While New Jersey’s wine industry dates to colonial days, the height of its early success was from the 1860s to just before Prohibition when wineries flourished in Southern New Jersey, especially in the Egg Harbor City region.
Renault Winery, which still is in operation and stands as the second oldest operating winery in the United States was opened by Louis Renault in 1864.
Another winery that thrived in the 1860’s and 1870’s in the region was Black Rose Vineyards in Egg Harbor City. The winery was founded by Civil War veteran Charles Daniel Saalmann, a captain in the Union infantry during the war. Salman had participated in the battles at Second Bull Run, Chancellorsville and was wounded at Gettysburg. He later was part of General Sherman’s March to the Sea.
According to Wikipedia, Black Rose Vineyards premier wine was a claret under the label “Black Rose.” It was a full-bodied red wine composed primarily of the native Norton grape. Saalmann’s ‘Black Rose,’ won medals at regional competitions at the Centennial Exposition in Philadelphia in 1876 and at the Exposition Universelle in Paris in 1878.
Saalmann had built two stone wine cellars on the property. Wikipedia states his stock was 15,000 gallons, a value of $25,000 with sales at $5,000 per year.

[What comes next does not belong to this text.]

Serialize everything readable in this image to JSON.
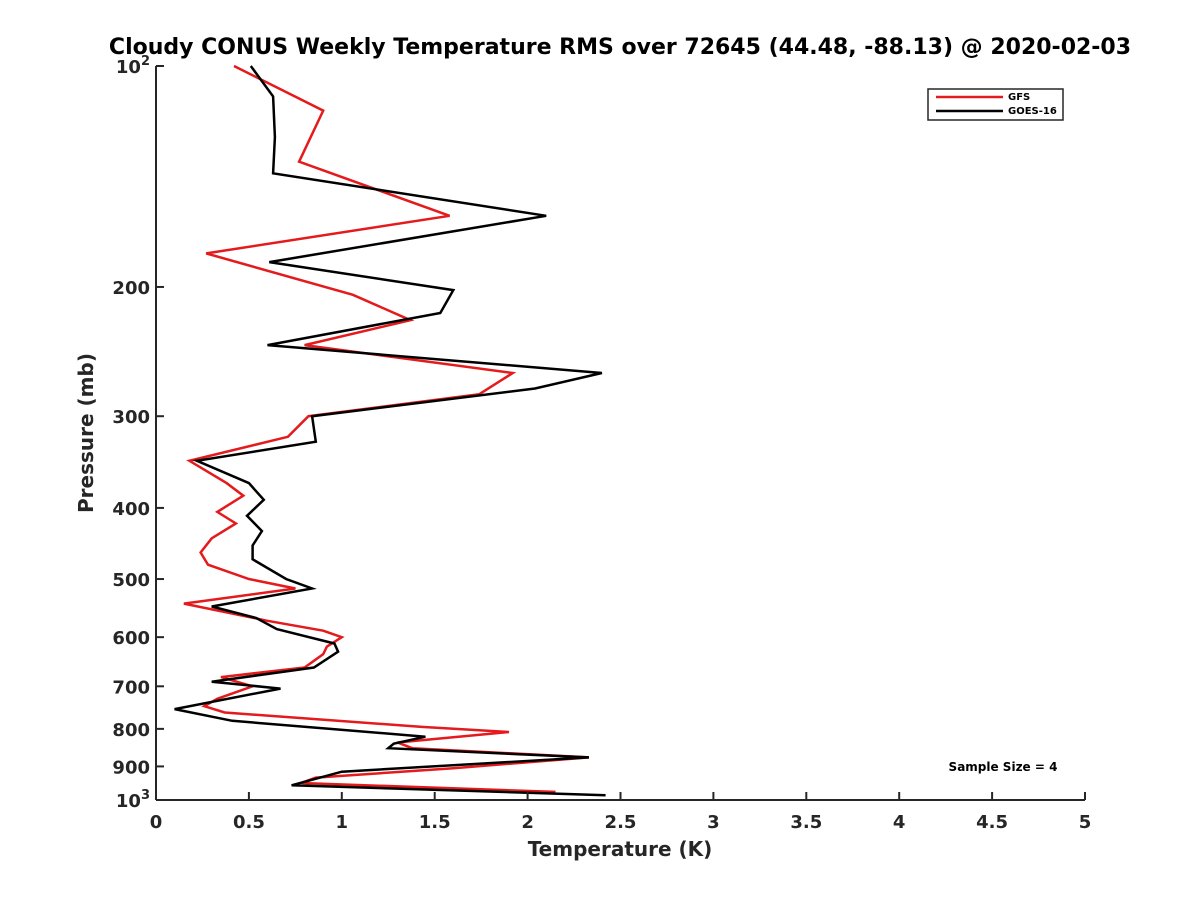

He retired at the turn of the century leaving the vineyard to his sons Charles and William. However, Charles joined the temperance movement, and the brothers eventually gave up on the wine business and converted it into a vegetable farm.
Now the descendants of Saalman are hoping to keep part of its history alive. There are approximately 150 to 200 bottles that were salvaged from the cellars on the property and they are looking for a home for this collection.